En race Holstein, les données issues de ce projet, combinées à de nouvelles sérologies recueillies par les GDS du Grand Ouest, ont permis de constituer une population de référence suffisamment grande pour réaliser une évaluation génomique pilote relativement précise de la résistance à la paratuberculose (CD = 0.55 dans une population de validation ; Sanchez et al., 2022). Cette évaluation génomique, réalisée via l’approche dite Single Step, a permis depuis 2022 de calculer en routine des index génomiques de la résistance à la paratuberculose, traduits en indicateurs génomiques (très sensible, sensible, standard, ou résistant) permettant ainsi d’écarter les animaux les plus sensibles et d’utiliser des taureaux apporteurs de résistance dans les élevages exposés à la maladie. Cet outil génomique vient donc compléter les plans sanitaires élaborés par les GDS pour améliorer le contrôle de la maladie en race Holstein.

Implémentation des indicateurs génomiques en race Normande

En race Normande, des efforts supplémentaires en matière de recueil des sérologies (GDS Grand Ouest et GDS France) et de génotypage (APIS-GENE) ont permis de constituer une population de référence comprenant 34 400 vaches, dont 5 759 génotypées, disposant de phénotypes relativement fiables (Figure 1). Cette population a permis de produire des index génomiques presque aussi précis que ceux obtenus en race Holstein (CD = 0.50 dans une population de validation).

Figure 1 – Constitution de la population de référence et calcul des index génomiques en race Normande

L’évolution génétique de la résistance à la paratuberculose a également été estimée en calculant les index génomiques moyens par année de naissance des taureaux et des vaches. Les résultats montrent une absence de dégradation de la résistance génétique à la paratuberculose, avec même une légère amélioration (Figure 2), probablement en lien avec la faible corrélation positive observée entre les index de résistance à la paratuberculose et de production laitière. Des résultats similaires avaient été obtenus en race Holstein (Sanchez et al., 2022).
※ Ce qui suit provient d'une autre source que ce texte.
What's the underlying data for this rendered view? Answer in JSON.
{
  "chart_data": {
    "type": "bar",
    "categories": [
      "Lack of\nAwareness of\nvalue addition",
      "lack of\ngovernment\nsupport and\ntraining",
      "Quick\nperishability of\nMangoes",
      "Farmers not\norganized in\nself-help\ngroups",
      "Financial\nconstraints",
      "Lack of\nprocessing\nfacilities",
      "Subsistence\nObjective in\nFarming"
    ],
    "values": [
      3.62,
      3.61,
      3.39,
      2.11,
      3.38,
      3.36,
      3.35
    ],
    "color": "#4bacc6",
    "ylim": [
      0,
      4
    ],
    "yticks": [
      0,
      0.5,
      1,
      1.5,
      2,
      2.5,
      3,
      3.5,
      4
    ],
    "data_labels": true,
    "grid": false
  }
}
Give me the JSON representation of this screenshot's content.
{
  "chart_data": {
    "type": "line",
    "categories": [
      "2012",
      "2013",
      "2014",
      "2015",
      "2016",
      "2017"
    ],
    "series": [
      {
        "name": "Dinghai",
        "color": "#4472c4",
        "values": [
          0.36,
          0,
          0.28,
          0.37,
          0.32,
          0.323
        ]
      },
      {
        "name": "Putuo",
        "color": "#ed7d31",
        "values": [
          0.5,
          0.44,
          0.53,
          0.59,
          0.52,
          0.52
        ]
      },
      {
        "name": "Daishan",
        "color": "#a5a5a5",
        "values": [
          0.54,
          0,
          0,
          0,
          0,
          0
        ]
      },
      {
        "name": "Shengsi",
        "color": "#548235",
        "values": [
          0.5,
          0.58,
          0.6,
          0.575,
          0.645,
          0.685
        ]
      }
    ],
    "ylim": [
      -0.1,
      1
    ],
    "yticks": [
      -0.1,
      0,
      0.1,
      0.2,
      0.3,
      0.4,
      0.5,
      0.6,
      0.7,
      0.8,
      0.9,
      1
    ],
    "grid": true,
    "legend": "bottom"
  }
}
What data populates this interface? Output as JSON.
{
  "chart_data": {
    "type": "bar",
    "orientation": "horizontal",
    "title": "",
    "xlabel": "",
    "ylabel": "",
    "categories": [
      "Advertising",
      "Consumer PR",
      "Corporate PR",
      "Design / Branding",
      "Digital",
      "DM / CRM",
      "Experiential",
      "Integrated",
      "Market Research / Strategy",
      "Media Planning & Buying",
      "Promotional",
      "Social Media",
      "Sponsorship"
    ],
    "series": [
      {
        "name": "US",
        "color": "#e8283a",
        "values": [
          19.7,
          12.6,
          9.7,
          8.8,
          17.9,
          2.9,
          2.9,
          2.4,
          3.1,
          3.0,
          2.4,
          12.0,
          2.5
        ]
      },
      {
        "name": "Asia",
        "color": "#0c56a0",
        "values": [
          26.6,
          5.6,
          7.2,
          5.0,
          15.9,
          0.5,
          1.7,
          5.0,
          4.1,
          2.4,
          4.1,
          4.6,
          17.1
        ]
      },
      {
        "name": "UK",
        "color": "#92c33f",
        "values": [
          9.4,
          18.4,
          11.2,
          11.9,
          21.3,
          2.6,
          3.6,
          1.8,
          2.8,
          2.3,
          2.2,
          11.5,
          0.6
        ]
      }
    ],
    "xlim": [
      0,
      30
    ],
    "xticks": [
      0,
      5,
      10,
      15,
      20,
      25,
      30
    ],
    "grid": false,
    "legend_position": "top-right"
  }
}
Figure 2 – Evolution génétique des index de résistance à la paratuberculose en race Normande

De plus, ces index génomiques ont été utilisés pour évaluer un facteur de risque au sein d’une population de validation. Comme illustré en Figure 3, une vache Normande exposée à la maladie qui a un index de 1 (résistante) a deux fois moins de risque de développer la maladie qu’une vache avec un index de 0 (standard). De même, une vache présentant un index de -1.5 (très sensible) a presque deux fois plus de risque d’être atteinte de paratuberculose qu’une vache avec un index de 0 (standard).

 

Figure 3 – Facteur de risque associé aux index génomiques dans une population de validation en race Normande

Depuis le 5 avril 2024, soit deux ans après la race Holstein, les éleveurs de race Normande peuvent bénéficier des nouveaux indicateurs génétiques de résistance à la paratuberculose. Cette innovation renforce la lutte contre cette maladie insidieuse et répandue chez les bovins, à l’évolution fatale. La combinaison des plans de maîtrise sanitaire et des plans d’accouplements génomiques offre aux éleveurs de nouveaux moyens pour gérer de manière proactive la maladie et améliorer ainsi la santé et la productivité de leurs troupeaux. Sous réserve d’obtenir des populations de référence de taille suffisante, cette approche pourrait également être étendue à d’autres races bovines, ouvrant la voie à une gestion encore plus efficace de la paratuberculose dans l’ensemble du cheptel bovin.